Paul Romer's OpEd in the Wall Street Journal

Writing in The Wall Street Journal, Paul Romer, Marron Institute faculty affiliate and recipient of the 2018 Nobel Prize for economics, offers the 116th Congress three suggestions for improving science and innovation. The first involves fostering what Romer calls scientific infrastructure:

The U.S. has done it in the past, showing that investments in science today can result in critical economic infrastructure tomorrow. For example, the Defense Advanced Research Projects Agency laid the foundation for the internet, which now powers the modern economy. Now this infrastructure needs to be maintained and improved to facilitate new innovations.

Congress can help without any additional spending by letting recipients of research grants use those funds to support open-source projects, which make their blueprints publicly available.

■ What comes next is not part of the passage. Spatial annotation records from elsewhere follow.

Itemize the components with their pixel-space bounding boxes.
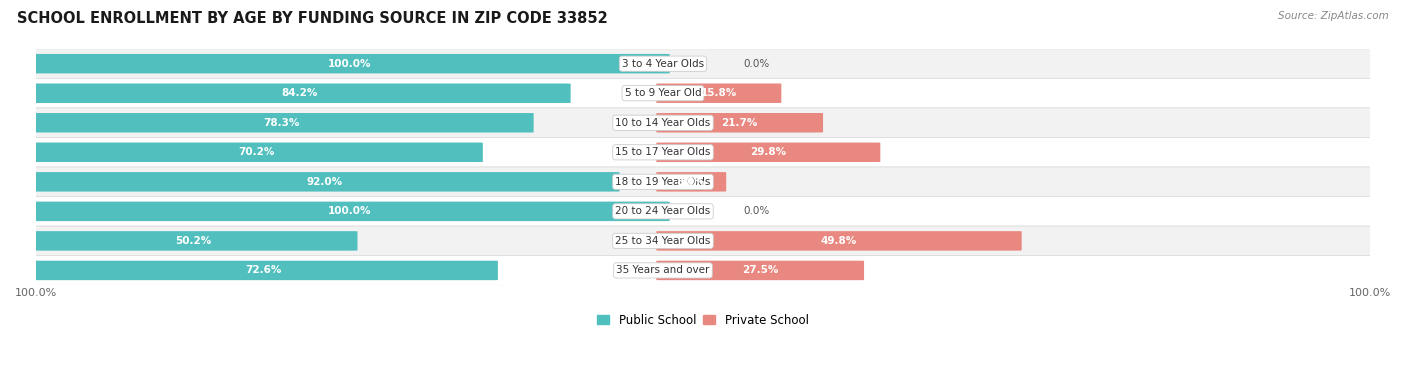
FancyBboxPatch shape <box>32 167 1374 197</box>
Text: 8.0%: 8.0% <box>676 177 706 187</box>
Text: 50.2%: 50.2% <box>176 236 211 246</box>
Text: 18 to 19 Year Olds: 18 to 19 Year Olds <box>616 177 710 187</box>
Text: 15.8%: 15.8% <box>700 88 737 98</box>
Text: 100.0%: 100.0% <box>328 59 371 69</box>
Text: 84.2%: 84.2% <box>281 88 318 98</box>
FancyBboxPatch shape <box>657 143 880 162</box>
Text: 70.2%: 70.2% <box>238 147 274 157</box>
FancyBboxPatch shape <box>30 172 620 192</box>
Text: 92.0%: 92.0% <box>307 177 343 187</box>
Text: SCHOOL ENROLLMENT BY AGE BY FUNDING SOURCE IN ZIP CODE 33852: SCHOOL ENROLLMENT BY AGE BY FUNDING SOUR… <box>17 11 607 26</box>
FancyBboxPatch shape <box>32 138 1374 167</box>
Text: Source: ZipAtlas.com: Source: ZipAtlas.com <box>1278 11 1389 21</box>
FancyBboxPatch shape <box>657 261 865 280</box>
Text: 49.8%: 49.8% <box>821 236 858 246</box>
Text: 27.5%: 27.5% <box>742 265 779 276</box>
Text: 0.0%: 0.0% <box>742 59 769 69</box>
FancyBboxPatch shape <box>30 83 571 103</box>
Text: 3 to 4 Year Olds: 3 to 4 Year Olds <box>621 59 704 69</box>
Text: 29.8%: 29.8% <box>751 147 786 157</box>
Text: 15 to 17 Year Olds: 15 to 17 Year Olds <box>616 147 710 157</box>
FancyBboxPatch shape <box>30 231 357 251</box>
Text: 72.6%: 72.6% <box>246 265 281 276</box>
Text: 100.0%: 100.0% <box>328 206 371 216</box>
FancyBboxPatch shape <box>32 256 1374 285</box>
Legend: Public School, Private School: Public School, Private School <box>593 309 813 331</box>
FancyBboxPatch shape <box>30 202 669 221</box>
FancyBboxPatch shape <box>32 78 1374 108</box>
FancyBboxPatch shape <box>657 231 1022 251</box>
Text: 78.3%: 78.3% <box>263 118 299 128</box>
FancyBboxPatch shape <box>30 54 669 74</box>
Text: 20 to 24 Year Olds: 20 to 24 Year Olds <box>616 206 710 216</box>
FancyBboxPatch shape <box>30 113 534 132</box>
Text: 35 Years and over: 35 Years and over <box>616 265 710 276</box>
FancyBboxPatch shape <box>657 83 782 103</box>
FancyBboxPatch shape <box>657 113 823 132</box>
FancyBboxPatch shape <box>30 261 498 280</box>
FancyBboxPatch shape <box>32 196 1374 226</box>
FancyBboxPatch shape <box>32 49 1374 78</box>
FancyBboxPatch shape <box>32 226 1374 256</box>
FancyBboxPatch shape <box>32 108 1374 138</box>
Text: 21.7%: 21.7% <box>721 118 758 128</box>
Text: 10 to 14 Year Olds: 10 to 14 Year Olds <box>616 118 710 128</box>
Text: 5 to 9 Year Old: 5 to 9 Year Old <box>624 88 702 98</box>
Text: 25 to 34 Year Olds: 25 to 34 Year Olds <box>616 236 710 246</box>
FancyBboxPatch shape <box>30 143 482 162</box>
FancyBboxPatch shape <box>657 172 727 192</box>
Text: 0.0%: 0.0% <box>742 206 769 216</box>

Recipients can already use grant funds to buy commercial software; freeing them up to help open-source initiatives would even the playing field.

Romer's second recommendation is for Congress to extend scientific transparency in the private sector:

It could draw on the principles that guided the design of our patent system; the law protects a private right to charge for the use of a discovery, but mandates public disclosure of its details so others can learn from it.

To see how this could work, consider hydraulic fracturing, or fracking, for oil and gas. Regulators in North Dakota forced firms to disclose how much water and sand they used to frack each well and how much oil it produced. This let a different firm drilling a well nearby select a better mixture for its well. Over time, the entire industry optimized the mix used in various geological conditions and substantially reduced costs.

Romer's final recommendation is to protect the independence of the government's scientific advisors, freeing them to pursue the facts:

The key is to set them apart from regulators, who rely on facts but must compromise to balance competing interests when they write regulations.

The National Transportation Safety Board is a model for this. After a transportation accident, the NTSB’s only job is to establish what happened. It can make recommendations, but has no power to implement them. Flight-safety regulations are the Federal Aviation Administration’s responsibility. This layer of separation protects both scientists and regulators.